References

MacLellan J, Turnbull J, Prichard J, Pope C. Emergency department staff views of NHS 111 First: qualitative interview study in England. Emerg Med J. 2023; 40:(9)636-640 https://doi.org/10.1136/emermed-2022-212947

Gushing J, Blair SG, Albrecht RM Prehospital tourniquet placement in extremity trauma. Am J Surg. 2023; https://doi.org/10.1016/j.amjsurg.2023.08.007

Spotlight on Research

02 October 2023
Volume 15 · Issue 10

111 First—slowing the flow?

Everybody has an opinion on NHS 111, especially those working in ambulance services. Following piloting, the system was formally launched in 2014 to alleviate the burden on emergency departments and ensure patients with urgent care needs accessed the right care. In 2020, 111 First was introduced to triage patients before entry to the emergency department (ED) and offer direct booking for patients needing ED or urgent care into same-day arrival timed slots. 111 First continues to be used but concerns have been raised.

This study used semi-structured telephone interviews to capture the views of staff from EDs and urgent care centres across England. An interview topic guide was developed and piloted to explore the impact of NHS 111 on workloads and arrangements of urgent and emergency care services. Data were collected through single-episode, one-to-one interviews, conducted online or by telephone between October 2020 and July 2021. Purposive sampling was employed to recruit from areas with high need and demand so were likely to be using NHS 111 services, and recruitment continued until the research team agreed that data saturation had been reached.

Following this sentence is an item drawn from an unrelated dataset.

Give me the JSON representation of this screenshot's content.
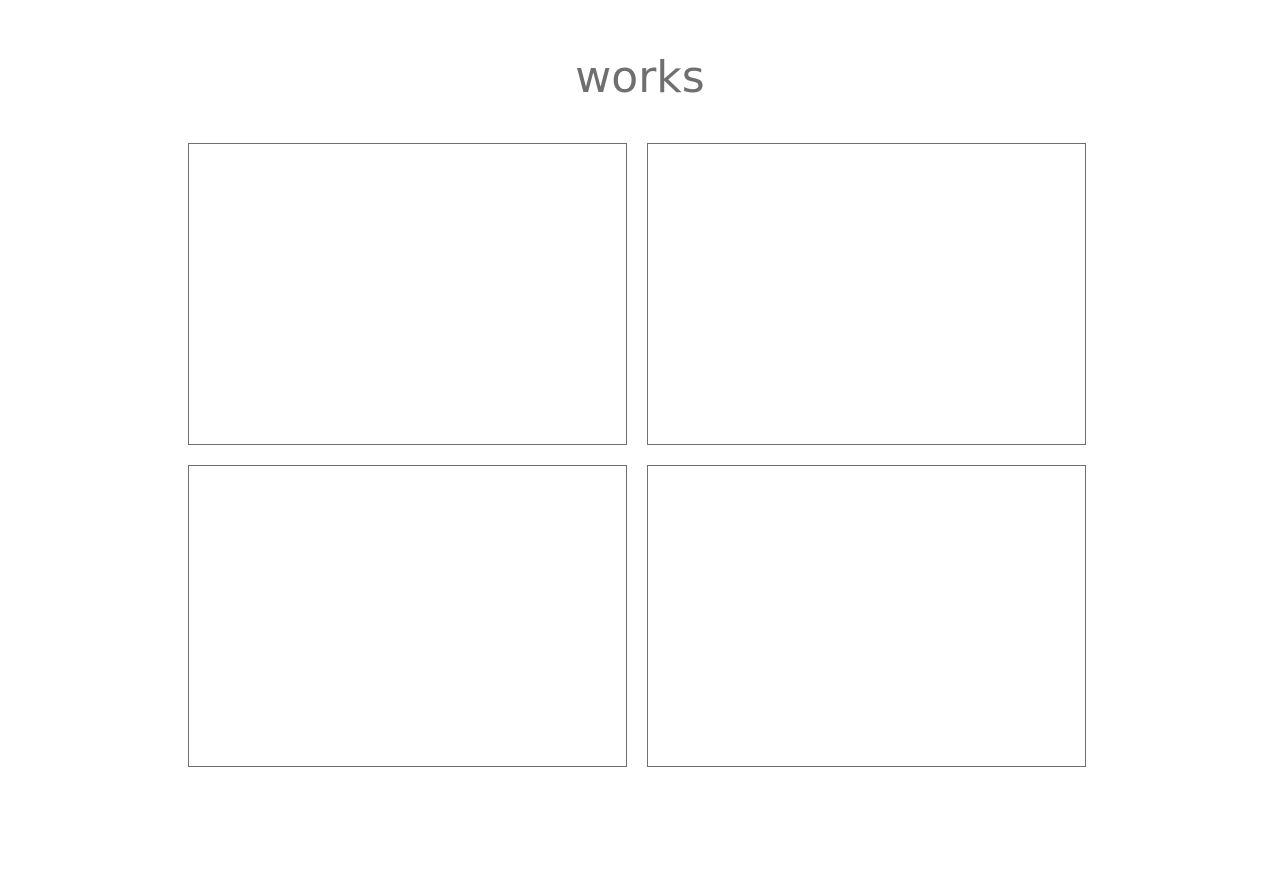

Twenty-seven participants were recruited (10 nurses, nine doctors and eight administrators/managers) working in ED/urgent care services serving areas with a variety of sociodemographic profiles and high levels of deprivation. Two themes emerged:

  • 111 First was additional to local streaming practices: participants reported that local triage/streaming systems predating 111 First continued to operate so, despite prebooked arrival slots at the ED, all attendances were funnelled into a single queue, leading to frustration for staff and patients
  • Triage was not seen as a substitute for clinical acumen: interviewees perceived remote, algorithm-based assessments as less robust than in-person assessments, which drew on more nuanced clinical expertise.
  • Remote preassessment of patients before ED arrival appears attractive but effective use of 111 First will be hindered while ED acuity-based triage systems and staff views on the superiority of clinical acumen and face-to-face triage remain.

    Time to tighten up on tourniquet use?

    The use of extremity tourniquets (ETs) in UK civilian paramedic practice has been controversial for several years. However, their successful use in the military arena has led to a reappraisal of their potential in civilian practice. Survival benefit has been established in civilian studies and has led to their widespread use. However, with the increased use of ETs comes the risk of improper use and improper placement, both of which could harm the patient.

    This American study reports a retrospective review of a prospectively collected cohort of 211 adult patients who underwent prehospital placement of an ET over a 3½–year period. Data were collected before and after arrival at hospital, and analysed to assess adherence to the tourniquet protocols in place at the time, and to compare the application by different types of responder.

    When actually documented, 161 (76.3%) of ETs were of the combat application tourniquet style with the remaining being either not documented or non-commercial tourniquets, such as shirts, towels or belts. The majority were placed by emergency medical services (EMS) staff, with 67 placed before EMS arrival by police, and 22 by lay people or other medical personnel.

    Encouragingly, 97.3% of tourniquets were placed above the location of the injury; only five patients presented with one placed below or at the site of injury, one by EMS and four by police.

    Assessment of appropriate need for tourniquet revealed that only 75 (35.6%) patients had an appropriate indication for tourniquet placement. Of those who arrived at hospital with a tourniquet in situ, 59 (35.8%) still had palpable distal pulses and one-third had well-perfused extremities along with present distal pulses.

    Most patients (92.8%) had bleeding controlled at arrival to the emergency department but fewer than half had arterial bleeding described by the emergency department providers when the tourniquet was released. Only 77 (36.8%) had undergone packing before ET placement. This study shows that there are still training needs around the use of tourniquets.